Bu yılın Ocak-Şubat döneminde Türkiye genelinde, 18 ülkeye gerçekleştirilen hamsi ihracatı sonucunda 577 bin 463 kilogramlık ürünle 2 milyon 119 bin 896 dolarlık döviz elde edildi. Belçika'ya yapılan ihracat 524 bin 936 dolarla en yüksek seviyeye ulaşırken, Amerika Birleşik Devletleri'ne 401 bin 109 dolar, Fransa'ya ise 368 bin 287 dolarlık hamsi ihraç edildi. Geçen yılın aynı döneminde ise 19 ülkeye 303 bin 752 dolar karşılığı 1 milyon 569 bin 373 dolarlık ihracat gerçekleştirilmişti. Doğu Karadeniz İhracatçılar Birliği Başkan Yardımcısı Ahmet Hamdi Gürdoğan, hamsi ihracatının artık ayıklanmış ve konserve halinde de gerçekleştirildiğini belirtti. Gürdoğan, bu sezon hamsi ihracatının önceki yıla kıyasla daha verimli geçtiğini ifade ederken, 15 Nisan'da başlayacak olan av yasağı nedeniyle ihracatta bir azalma beklenmediğini dile getirdi. Gürdoğan, miktar bazında hamsi ihracatında %90'lık bir artış yaşandığını vurgularken, 2024 yılında değer bazında 2 milyon dolar civarında bir gelir elde edildiğini belirtti.

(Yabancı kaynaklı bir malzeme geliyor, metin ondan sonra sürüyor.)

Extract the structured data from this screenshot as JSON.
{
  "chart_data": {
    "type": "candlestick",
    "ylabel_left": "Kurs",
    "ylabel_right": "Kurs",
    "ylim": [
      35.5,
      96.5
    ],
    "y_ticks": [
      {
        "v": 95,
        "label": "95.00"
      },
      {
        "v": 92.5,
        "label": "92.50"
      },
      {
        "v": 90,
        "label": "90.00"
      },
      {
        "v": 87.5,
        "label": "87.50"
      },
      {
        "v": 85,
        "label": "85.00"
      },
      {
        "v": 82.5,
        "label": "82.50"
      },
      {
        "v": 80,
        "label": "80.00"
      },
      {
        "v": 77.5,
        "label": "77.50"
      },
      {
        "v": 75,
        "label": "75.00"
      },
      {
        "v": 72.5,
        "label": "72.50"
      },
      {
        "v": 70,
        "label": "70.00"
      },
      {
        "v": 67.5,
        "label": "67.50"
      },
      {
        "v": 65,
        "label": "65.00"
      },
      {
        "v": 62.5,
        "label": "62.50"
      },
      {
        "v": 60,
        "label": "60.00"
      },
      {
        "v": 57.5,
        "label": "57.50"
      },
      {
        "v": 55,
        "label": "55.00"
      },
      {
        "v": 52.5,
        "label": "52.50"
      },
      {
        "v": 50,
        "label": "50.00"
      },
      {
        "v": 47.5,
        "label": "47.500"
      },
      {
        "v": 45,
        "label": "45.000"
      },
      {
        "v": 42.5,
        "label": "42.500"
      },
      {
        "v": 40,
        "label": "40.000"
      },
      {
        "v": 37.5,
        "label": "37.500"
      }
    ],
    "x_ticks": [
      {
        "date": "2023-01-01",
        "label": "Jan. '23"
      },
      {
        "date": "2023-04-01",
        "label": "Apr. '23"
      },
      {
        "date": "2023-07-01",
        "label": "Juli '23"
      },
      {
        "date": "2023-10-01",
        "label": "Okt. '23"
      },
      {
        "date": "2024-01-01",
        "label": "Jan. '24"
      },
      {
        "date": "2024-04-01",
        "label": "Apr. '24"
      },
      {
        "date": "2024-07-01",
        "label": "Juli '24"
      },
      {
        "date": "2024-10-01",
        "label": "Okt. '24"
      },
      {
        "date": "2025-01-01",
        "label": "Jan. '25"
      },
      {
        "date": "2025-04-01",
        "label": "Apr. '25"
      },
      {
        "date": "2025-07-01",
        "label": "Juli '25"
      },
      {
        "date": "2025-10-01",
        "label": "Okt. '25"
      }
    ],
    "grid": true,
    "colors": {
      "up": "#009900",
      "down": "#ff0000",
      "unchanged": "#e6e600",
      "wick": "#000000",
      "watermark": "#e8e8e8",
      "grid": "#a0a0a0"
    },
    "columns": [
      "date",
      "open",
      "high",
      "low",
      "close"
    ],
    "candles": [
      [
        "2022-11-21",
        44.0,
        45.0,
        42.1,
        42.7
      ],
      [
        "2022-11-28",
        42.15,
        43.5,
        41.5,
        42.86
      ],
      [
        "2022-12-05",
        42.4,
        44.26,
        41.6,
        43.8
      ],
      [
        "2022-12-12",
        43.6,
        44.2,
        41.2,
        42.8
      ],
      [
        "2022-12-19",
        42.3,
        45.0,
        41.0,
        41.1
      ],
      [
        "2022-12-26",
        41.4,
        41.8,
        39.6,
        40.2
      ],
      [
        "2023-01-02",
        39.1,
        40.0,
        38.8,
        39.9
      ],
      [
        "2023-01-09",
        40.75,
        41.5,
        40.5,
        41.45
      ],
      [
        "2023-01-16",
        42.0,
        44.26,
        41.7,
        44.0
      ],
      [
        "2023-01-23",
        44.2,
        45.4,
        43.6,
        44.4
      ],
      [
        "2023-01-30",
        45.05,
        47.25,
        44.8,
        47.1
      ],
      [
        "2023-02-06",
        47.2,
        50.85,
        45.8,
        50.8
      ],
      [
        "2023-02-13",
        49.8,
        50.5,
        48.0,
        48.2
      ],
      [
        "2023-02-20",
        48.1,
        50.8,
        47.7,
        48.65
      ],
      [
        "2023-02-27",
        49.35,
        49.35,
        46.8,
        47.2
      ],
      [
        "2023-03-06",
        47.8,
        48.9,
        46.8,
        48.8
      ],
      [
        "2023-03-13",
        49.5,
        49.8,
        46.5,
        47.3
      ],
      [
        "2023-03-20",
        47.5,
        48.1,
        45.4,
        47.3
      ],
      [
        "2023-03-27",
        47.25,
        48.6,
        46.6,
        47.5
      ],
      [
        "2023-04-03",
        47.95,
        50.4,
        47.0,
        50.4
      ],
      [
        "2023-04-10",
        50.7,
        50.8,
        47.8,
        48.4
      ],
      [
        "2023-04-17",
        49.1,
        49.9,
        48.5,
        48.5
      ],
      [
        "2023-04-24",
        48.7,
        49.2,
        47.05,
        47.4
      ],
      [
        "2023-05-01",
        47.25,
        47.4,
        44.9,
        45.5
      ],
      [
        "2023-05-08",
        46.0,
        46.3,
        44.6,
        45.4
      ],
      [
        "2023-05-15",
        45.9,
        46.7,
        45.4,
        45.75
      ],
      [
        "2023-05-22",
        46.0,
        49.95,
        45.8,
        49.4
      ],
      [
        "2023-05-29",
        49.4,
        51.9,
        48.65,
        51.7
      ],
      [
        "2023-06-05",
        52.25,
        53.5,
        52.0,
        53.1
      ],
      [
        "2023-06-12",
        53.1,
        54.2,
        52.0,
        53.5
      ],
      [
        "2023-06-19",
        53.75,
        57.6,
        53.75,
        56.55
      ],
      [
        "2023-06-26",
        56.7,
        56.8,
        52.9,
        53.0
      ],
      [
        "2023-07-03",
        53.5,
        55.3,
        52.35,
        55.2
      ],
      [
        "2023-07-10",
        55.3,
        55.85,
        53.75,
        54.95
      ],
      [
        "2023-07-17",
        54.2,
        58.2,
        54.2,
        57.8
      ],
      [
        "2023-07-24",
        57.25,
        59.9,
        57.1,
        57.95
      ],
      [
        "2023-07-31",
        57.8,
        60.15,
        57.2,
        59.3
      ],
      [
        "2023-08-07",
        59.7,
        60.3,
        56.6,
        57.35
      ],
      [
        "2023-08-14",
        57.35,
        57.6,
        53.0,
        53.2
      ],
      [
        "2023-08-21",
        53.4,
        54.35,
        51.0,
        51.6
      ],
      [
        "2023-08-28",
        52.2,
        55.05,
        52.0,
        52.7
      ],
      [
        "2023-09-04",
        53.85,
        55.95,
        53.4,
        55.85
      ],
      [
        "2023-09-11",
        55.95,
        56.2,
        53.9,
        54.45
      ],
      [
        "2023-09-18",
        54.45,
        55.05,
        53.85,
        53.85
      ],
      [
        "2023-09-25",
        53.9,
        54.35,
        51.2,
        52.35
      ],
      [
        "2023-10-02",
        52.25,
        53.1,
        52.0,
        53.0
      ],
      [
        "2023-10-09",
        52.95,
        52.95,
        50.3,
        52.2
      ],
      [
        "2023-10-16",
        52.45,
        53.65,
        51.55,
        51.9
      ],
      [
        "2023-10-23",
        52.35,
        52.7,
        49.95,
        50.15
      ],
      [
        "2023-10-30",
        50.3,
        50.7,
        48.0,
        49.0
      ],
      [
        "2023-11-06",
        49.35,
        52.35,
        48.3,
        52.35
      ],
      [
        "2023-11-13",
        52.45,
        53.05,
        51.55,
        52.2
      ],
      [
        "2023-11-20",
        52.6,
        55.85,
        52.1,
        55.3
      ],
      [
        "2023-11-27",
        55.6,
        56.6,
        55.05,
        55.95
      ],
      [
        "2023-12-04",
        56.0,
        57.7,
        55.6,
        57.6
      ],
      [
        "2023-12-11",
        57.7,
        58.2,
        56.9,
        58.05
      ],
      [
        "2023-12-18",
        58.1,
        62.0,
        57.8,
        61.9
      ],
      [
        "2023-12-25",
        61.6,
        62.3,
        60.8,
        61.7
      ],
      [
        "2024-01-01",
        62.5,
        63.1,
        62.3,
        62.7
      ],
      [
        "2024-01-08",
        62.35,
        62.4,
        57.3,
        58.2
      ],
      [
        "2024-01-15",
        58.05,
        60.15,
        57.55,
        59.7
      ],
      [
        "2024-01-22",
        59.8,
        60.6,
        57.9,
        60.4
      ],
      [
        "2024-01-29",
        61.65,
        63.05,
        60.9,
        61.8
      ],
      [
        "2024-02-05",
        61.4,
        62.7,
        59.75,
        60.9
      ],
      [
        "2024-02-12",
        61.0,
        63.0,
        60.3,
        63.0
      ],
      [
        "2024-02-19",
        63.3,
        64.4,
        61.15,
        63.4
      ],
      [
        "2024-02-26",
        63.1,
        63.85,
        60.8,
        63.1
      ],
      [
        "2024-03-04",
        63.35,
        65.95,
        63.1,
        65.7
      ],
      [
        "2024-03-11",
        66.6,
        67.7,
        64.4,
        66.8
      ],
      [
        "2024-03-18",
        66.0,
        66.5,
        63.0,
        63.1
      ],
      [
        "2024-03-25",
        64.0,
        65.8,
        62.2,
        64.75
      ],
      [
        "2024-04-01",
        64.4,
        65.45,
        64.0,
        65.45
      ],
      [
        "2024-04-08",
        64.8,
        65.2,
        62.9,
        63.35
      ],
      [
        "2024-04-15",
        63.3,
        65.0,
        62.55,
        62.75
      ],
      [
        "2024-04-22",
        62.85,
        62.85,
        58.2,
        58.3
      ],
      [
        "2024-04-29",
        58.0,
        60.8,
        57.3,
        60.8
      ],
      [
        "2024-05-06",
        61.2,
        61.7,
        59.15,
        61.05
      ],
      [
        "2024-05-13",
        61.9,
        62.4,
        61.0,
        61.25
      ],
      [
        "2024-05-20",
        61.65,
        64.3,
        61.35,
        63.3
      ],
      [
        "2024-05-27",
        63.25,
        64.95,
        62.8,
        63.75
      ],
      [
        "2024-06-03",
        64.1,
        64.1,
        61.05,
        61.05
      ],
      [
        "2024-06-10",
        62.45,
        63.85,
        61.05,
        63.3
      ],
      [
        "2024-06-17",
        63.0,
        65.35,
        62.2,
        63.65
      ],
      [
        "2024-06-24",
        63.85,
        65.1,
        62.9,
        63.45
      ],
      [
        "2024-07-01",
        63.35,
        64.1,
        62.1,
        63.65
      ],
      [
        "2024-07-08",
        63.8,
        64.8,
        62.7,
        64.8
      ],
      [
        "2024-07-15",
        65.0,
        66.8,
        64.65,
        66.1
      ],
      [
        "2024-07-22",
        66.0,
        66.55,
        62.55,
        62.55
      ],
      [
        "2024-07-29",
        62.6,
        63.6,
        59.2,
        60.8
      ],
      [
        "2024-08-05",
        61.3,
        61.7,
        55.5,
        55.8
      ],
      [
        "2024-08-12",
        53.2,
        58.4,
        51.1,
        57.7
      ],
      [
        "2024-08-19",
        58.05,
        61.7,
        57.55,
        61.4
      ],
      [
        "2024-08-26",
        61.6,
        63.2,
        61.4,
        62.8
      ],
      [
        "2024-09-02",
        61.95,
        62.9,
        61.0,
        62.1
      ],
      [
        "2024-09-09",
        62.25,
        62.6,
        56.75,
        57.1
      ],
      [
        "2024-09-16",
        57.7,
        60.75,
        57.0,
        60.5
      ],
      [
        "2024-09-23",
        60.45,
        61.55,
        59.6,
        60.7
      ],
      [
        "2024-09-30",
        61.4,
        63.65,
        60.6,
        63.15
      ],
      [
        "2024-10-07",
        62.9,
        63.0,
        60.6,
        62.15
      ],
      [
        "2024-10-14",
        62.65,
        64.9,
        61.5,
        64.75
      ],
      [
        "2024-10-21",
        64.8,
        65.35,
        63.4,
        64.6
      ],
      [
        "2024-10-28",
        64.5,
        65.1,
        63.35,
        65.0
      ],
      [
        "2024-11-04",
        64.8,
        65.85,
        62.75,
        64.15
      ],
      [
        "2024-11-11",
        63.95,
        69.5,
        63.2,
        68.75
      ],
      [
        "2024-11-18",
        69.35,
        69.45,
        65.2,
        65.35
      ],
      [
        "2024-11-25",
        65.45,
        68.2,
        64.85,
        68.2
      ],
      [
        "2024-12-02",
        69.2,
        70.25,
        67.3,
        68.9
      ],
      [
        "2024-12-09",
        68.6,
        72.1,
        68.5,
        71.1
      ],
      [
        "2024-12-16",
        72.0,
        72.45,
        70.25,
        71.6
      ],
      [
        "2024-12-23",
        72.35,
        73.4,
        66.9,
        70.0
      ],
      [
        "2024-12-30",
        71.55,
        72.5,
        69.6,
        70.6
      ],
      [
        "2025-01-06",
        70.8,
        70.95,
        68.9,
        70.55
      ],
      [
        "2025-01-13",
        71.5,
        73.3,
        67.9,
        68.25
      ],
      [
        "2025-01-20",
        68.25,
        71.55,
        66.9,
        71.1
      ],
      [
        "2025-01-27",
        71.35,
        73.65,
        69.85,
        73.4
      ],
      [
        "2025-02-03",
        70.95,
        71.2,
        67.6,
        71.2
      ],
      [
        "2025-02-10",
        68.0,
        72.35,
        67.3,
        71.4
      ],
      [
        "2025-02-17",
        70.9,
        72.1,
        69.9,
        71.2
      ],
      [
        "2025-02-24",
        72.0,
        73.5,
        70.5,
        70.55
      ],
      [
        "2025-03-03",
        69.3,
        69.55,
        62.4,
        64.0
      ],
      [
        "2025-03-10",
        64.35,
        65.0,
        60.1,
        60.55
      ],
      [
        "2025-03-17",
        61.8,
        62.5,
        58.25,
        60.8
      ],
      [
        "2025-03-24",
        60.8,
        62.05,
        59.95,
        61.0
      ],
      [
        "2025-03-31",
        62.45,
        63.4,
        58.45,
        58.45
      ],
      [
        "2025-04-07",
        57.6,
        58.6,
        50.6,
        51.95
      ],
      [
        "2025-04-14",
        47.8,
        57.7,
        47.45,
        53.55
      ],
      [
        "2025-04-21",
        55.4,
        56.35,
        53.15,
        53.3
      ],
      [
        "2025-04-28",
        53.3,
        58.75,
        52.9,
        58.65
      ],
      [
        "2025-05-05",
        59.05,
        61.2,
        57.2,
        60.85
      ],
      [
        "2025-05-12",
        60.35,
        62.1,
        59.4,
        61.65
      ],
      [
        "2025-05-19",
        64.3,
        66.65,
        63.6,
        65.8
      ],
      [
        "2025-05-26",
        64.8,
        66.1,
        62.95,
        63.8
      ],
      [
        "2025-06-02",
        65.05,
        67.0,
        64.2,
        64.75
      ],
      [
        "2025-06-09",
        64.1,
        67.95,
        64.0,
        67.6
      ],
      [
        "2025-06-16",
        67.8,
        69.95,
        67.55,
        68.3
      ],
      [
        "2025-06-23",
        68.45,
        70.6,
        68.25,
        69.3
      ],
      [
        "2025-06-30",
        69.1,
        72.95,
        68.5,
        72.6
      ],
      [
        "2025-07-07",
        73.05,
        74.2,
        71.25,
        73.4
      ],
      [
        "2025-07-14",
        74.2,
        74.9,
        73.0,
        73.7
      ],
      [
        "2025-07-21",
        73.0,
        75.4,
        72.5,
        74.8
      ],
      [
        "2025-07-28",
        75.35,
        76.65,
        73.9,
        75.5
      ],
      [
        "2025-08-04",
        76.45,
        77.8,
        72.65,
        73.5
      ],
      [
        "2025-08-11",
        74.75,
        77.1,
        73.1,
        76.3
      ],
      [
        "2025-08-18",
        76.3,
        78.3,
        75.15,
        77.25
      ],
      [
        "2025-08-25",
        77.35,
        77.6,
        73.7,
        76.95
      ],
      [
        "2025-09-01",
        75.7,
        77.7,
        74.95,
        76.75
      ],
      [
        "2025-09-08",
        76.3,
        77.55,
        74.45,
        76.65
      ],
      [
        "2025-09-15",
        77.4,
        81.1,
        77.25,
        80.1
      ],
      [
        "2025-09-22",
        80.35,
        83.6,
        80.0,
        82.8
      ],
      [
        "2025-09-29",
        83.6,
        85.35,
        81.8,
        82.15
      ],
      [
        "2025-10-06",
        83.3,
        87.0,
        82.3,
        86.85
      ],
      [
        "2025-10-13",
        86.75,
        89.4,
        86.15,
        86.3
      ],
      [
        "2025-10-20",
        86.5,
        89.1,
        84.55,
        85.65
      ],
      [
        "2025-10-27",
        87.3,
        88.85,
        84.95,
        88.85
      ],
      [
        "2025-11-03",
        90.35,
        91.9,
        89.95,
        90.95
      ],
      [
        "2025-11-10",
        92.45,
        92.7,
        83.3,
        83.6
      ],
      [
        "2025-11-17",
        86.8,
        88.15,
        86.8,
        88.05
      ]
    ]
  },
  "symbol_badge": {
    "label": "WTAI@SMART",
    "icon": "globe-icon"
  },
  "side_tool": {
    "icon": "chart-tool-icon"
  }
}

Gürdoğan, hamsi sezonunun başlangıcının daha geç olmasını savunarak, "Hamsi avı için sezonun daha geç başlatılması gerektiğini vurguluyoruz, çünkü gelecek nesillere aktarılacak hamsi stoklarını korumak için avlanma tarihlerinin ayarlanması gerektiğini düşünüyoruz. Özellikle balıkçılıkla geçimini sağlayan sektör temsilcileri, yetersiz balık bulunması nedeniyle Afrika, Moritanya gibi ülkelere avlanmaya gitmek zorunda kalıyorlar. Bu nedenle, mevcut stokları daha verimli kullanmak adına küçük balıkların yetiştirilmesine odaklanmalıyız. Örneğin, istavrit gibi diğer balık türlerini büyütmek için KTÜ Deniz Bilimleri Fakültesi'nde yapılan uygulamalar sonucunda Japonya'daki gibi değerli ürünler elde etmek için çalışmalara başlamamız gerekiyor. Bu tür uygulamalar Japonya ve Norveç'te çok yaygındır. Sadece denizden avladığımız balıkları değil, onları büyütmek için çalışmalar yapmalıyız" dedi.
Hamsinin artık konserve olarak da ihraç edilmeye başlandığını belirten Gürdoğan, "Hamsiyi ayıklanmış olarak da gönderiyoruz ve artık konserve olarak da ihraç ediyoruz. Bu nedenle, katma değeri yüksek ürünler olarak ihraç edildiği için rakamlarda bir artış gözlemleniyor. Dünya çapındaki sistemlere entegre olduğumuzda, uzun vadede konserve gibi dayanıklı tüketim ürünlerine dönüştürülmesi gerekmektedir. Bu nedenle, hamsiyi taze olarak uzak bölgelere göndermek yerine soğuk zincirle taşımak daha karlı olduğunu düşünüyoruz ve bu şekilde ihracat ve miktarlarda bir artış yaşanıyor" şeklinde konuştu.